Production of algal biomass and its conversion to biofuels
are
important technological platforms within the larger umbrella of CO2 capture and utilization. This analysis incorporates a life-cycle
assessment (LCA) with respect to global warming potential and techno-economic
assessment (TEA) of algae biofuels, focusing on the sourcing and delivery
of CO2. This analysis evolves past work in this area to
include high-purity biogenic CO2, industrial fossil fuel
use, fossil power plants, and direct air capture, and uses a Sherwood
plot approach to estimate the CO2 capture energy penalty.
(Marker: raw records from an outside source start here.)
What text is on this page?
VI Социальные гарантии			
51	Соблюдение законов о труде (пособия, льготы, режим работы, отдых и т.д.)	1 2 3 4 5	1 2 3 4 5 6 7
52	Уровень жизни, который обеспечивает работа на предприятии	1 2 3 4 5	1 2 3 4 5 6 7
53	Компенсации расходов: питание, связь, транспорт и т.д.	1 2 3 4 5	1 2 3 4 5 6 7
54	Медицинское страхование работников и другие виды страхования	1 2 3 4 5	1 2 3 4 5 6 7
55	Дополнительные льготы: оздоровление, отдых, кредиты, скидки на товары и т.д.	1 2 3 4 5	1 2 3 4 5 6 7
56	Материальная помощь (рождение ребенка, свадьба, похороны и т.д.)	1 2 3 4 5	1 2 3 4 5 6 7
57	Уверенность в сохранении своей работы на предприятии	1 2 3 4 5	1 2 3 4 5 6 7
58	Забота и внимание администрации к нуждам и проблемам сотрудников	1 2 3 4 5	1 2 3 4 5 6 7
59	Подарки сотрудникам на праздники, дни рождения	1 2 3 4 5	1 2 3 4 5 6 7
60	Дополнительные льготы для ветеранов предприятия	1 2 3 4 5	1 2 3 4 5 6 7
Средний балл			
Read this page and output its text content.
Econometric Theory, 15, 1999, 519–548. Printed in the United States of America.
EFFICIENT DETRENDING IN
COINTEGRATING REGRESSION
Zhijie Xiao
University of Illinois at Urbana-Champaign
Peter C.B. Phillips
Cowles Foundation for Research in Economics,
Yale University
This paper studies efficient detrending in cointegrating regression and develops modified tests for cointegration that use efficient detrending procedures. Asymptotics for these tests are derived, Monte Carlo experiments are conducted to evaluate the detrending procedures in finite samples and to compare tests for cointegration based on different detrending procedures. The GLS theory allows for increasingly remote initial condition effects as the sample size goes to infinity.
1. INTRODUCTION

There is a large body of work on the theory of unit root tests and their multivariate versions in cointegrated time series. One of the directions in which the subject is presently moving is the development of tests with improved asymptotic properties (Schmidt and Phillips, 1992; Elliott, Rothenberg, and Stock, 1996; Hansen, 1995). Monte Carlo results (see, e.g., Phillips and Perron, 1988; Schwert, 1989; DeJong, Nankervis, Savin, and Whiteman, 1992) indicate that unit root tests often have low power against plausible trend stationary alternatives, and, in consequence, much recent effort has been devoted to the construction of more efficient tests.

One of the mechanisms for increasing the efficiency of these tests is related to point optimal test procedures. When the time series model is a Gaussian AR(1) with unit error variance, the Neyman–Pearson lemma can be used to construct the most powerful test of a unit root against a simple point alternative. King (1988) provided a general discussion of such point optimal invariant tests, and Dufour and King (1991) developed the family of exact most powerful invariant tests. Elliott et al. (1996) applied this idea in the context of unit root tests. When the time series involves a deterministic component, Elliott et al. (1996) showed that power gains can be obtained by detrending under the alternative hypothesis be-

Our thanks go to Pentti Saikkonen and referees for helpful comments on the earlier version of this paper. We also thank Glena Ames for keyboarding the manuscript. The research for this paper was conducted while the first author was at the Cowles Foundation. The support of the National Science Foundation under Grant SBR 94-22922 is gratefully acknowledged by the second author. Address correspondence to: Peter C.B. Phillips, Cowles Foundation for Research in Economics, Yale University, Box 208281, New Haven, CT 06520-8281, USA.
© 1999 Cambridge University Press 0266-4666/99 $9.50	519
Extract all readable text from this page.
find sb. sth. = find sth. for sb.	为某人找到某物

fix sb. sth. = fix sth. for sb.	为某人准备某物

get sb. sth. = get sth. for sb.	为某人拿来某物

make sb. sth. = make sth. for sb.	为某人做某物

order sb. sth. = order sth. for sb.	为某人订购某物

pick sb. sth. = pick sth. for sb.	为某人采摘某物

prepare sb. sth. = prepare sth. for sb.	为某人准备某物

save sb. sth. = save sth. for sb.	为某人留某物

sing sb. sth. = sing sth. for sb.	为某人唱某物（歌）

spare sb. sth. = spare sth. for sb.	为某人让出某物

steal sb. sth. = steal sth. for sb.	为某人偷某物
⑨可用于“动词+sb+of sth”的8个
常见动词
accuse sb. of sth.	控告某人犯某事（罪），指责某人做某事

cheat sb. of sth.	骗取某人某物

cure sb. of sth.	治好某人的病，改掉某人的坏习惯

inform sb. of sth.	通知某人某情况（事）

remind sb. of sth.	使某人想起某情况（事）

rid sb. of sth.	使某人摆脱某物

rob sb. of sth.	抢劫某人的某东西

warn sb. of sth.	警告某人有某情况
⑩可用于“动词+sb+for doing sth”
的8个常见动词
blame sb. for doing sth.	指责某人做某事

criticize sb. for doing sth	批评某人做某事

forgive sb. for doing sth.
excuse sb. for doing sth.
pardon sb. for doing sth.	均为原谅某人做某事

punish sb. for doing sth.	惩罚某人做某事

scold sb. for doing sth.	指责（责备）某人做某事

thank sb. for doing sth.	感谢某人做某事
We also show that allocation or displacement facilitates a more intuitive
distinction between biogenic and fossil sources of carbon. Thus, the
LCA better reflects the influence of coproduct handling strategies
as compared to previous works. The TEA is also strongly influenced
by the CO2 concentration in the flue gas. Currently, when
CO2 is sourced from large-point sources, the price of biofuels
($4.5–6.5/GGE) may become comparable to fossil diesel. However,
as DAC systems become more economical, they may deliver competitive
CO2 sources for biofuels in 2050 with a total cost of <$7/GGE.
Based on the net emissions and costs, algae biofuels with CO2 sourced from biogenic sources are consistent with a decarbonized
economy as of now, with substantial potential for DAC with decreasing
costs.